She was born in Calcutta, where her father, John Williamson Fulton (1769–1830), was at the time a prosperous merchant; her mother was Anne, daughter of Robert Robertson, and widow of Captain John Hunt of the Bengal army, and she was the second of four daughters. At an early age she was sent from India to Lisburn, County Antrim, where her father's family resided. On her parents' return home, she settled with them in Upper Harley Street, London.

In London, Fulton met her father's friends, Daniel O'Connell, John Lawless, and other Irish parliamentary leaders. She married in 1831, and was widowed in 1841. Her health led her to spend time in Madeira between 1842 and 1850. There she studied church history, and in November 1850 she became a Roman Catholic.

Making the acquaintance of W. G. Ward and John Dobree Dalgairns, Hope lived for a time at Edgbaston, so as to be near the latter and John Henry Newman at the Birmingham Oratory. She later settled at Torquay. Although permanently disabled by a spinal complaint, she continued to write.

She died at St. Mary-church, Torquay, on 2 February 1887 and was buried with her husband James on the 17th February in a family grave (plot no.316) on the western side of Highgate Cemetery.

==Works==
Anne Hope assisted her husband in some of his publications. After his death in 1841 she prepared a memoir of him, which Dr. Klein Grant edited (1844); it went to four editions. A series of letters on self-education which she addressed to her son was published in 1842 and reissued in 1846.

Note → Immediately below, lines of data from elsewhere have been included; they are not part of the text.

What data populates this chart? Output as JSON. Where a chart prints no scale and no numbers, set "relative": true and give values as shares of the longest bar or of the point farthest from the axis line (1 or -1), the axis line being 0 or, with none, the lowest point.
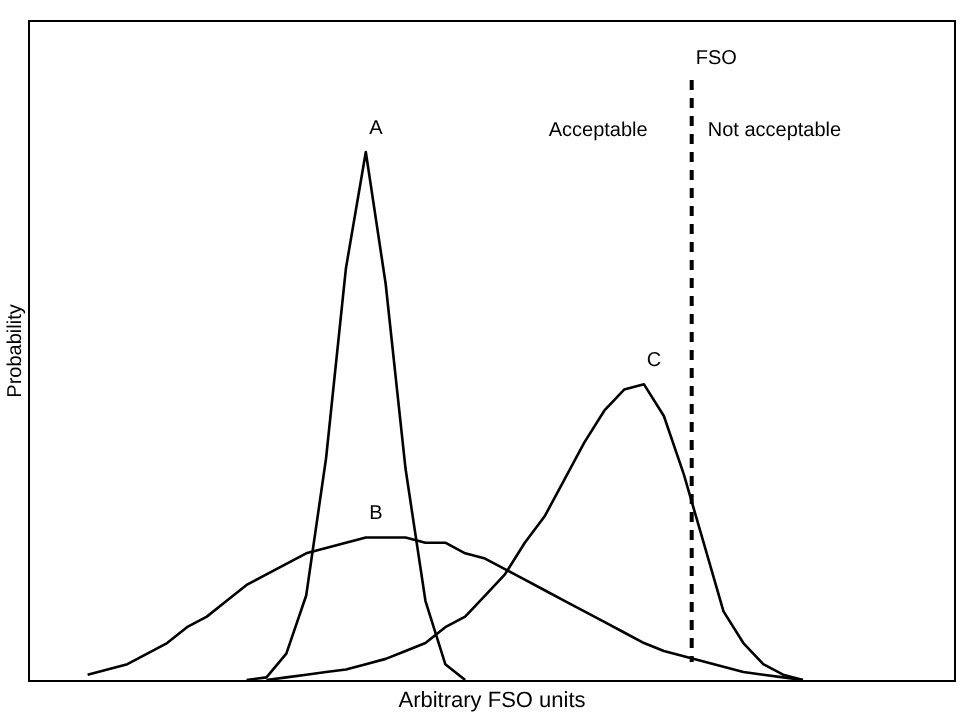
{
  "chart_data": {
    "type": "line",
    "relative": true,
    "xlabel": "Arbitrary FSO units",
    "ylabel": "Probability",
    "tick_labels": false,
    "grid": false,
    "line_style": "solid",
    "marker": "none",
    "categories": [
      null,
      null,
      null,
      null,
      null,
      null,
      null,
      null,
      null,
      null,
      null,
      null,
      null,
      null,
      null,
      null,
      null,
      null,
      null,
      null,
      null,
      null,
      null,
      null,
      null,
      null,
      null,
      null,
      null,
      null,
      null,
      null,
      null,
      null,
      null,
      null,
      null,
      null,
      null,
      null,
      null,
      null,
      null,
      null,
      null,
      null,
      null
    ],
    "series": [
      {
        "name": "A",
        "color": "#000000",
        "values": [
          null,
          null,
          null,
          null,
          null,
          null,
          null,
          null,
          null,
          null,
          null,
          0,
          0.005,
          0.05,
          0.16,
          0.42,
          0.78,
          1.0,
          0.75,
          0.4,
          0.15,
          0.03,
          0,
          null,
          null,
          null,
          null,
          null,
          null,
          null,
          null,
          null,
          null,
          null,
          null,
          null,
          null,
          null,
          null,
          null,
          null,
          null,
          null,
          null,
          null,
          null,
          null
        ]
      },
      {
        "name": "B",
        "color": "#000000",
        "values": [
          null,
          null,
          null,
          0.01,
          0.02,
          0.03,
          0.05,
          0.07,
          0.1,
          0.12,
          0.15,
          0.18,
          0.2,
          0.22,
          0.24,
          0.25,
          0.26,
          0.27,
          0.27,
          0.27,
          0.26,
          0.26,
          0.24,
          0.23,
          0.21,
          0.19,
          0.17,
          0.15,
          0.13,
          0.11,
          0.09,
          0.07,
          0.055,
          0.045,
          0.035,
          0.025,
          0.015,
          0.01,
          0.005,
          0,
          null,
          null,
          null,
          null,
          null,
          null,
          null
        ]
      },
      {
        "name": "C",
        "color": "#000000",
        "values": [
          null,
          null,
          null,
          null,
          null,
          null,
          null,
          null,
          null,
          null,
          null,
          null,
          0,
          0.005,
          0.01,
          0.015,
          0.02,
          0.03,
          0.04,
          0.055,
          0.07,
          0.1,
          0.12,
          0.16,
          0.2,
          0.26,
          0.31,
          0.38,
          0.45,
          0.51,
          0.55,
          0.56,
          0.5,
          0.39,
          0.26,
          0.13,
          0.07,
          0.03,
          0.01,
          0,
          null,
          null,
          null,
          null,
          null,
          null,
          null
        ]
      }
    ],
    "annotations": [
      "FSO",
      "Acceptable",
      "Not acceptable"
    ]
  }
}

In 1850 Hope completed, but did not publish, a work on the early Christian church in the first three centuries AD. She published in 1855 The Acts of the Early Martyrs, based on Pedro de Ribadeneira's Flores Sanctorum, and intended for the use of the schools connected with the Birmingham Oratory. It passed through five editions. In 1859 appeared her life of St. Philip Neri, which soon reached a third edition.

Hope completed a life of St. Thomas à Becket in 1868, and a scholarly work on the Conversion of the Teutonic Race 1872 (2 vols.); for both works Dalgairns wrote a preface. She wrote articles in the Dublin Review between 1872 and 1879, replying there to James Anthony Froude's attack on St. Thomas à Becket in 1876. Her Franciscan Martyrs in England appeared in 1878.

In 1894 Francis Aidan Gasquet edited from Hope's manuscript her First Divorce of Henry VIII.

==Family==
In 1831 Anne Fulton married James Hope, who died in 1841. in 1843 she published a 22-page memoir of her husband. Theodore Hope was their only son.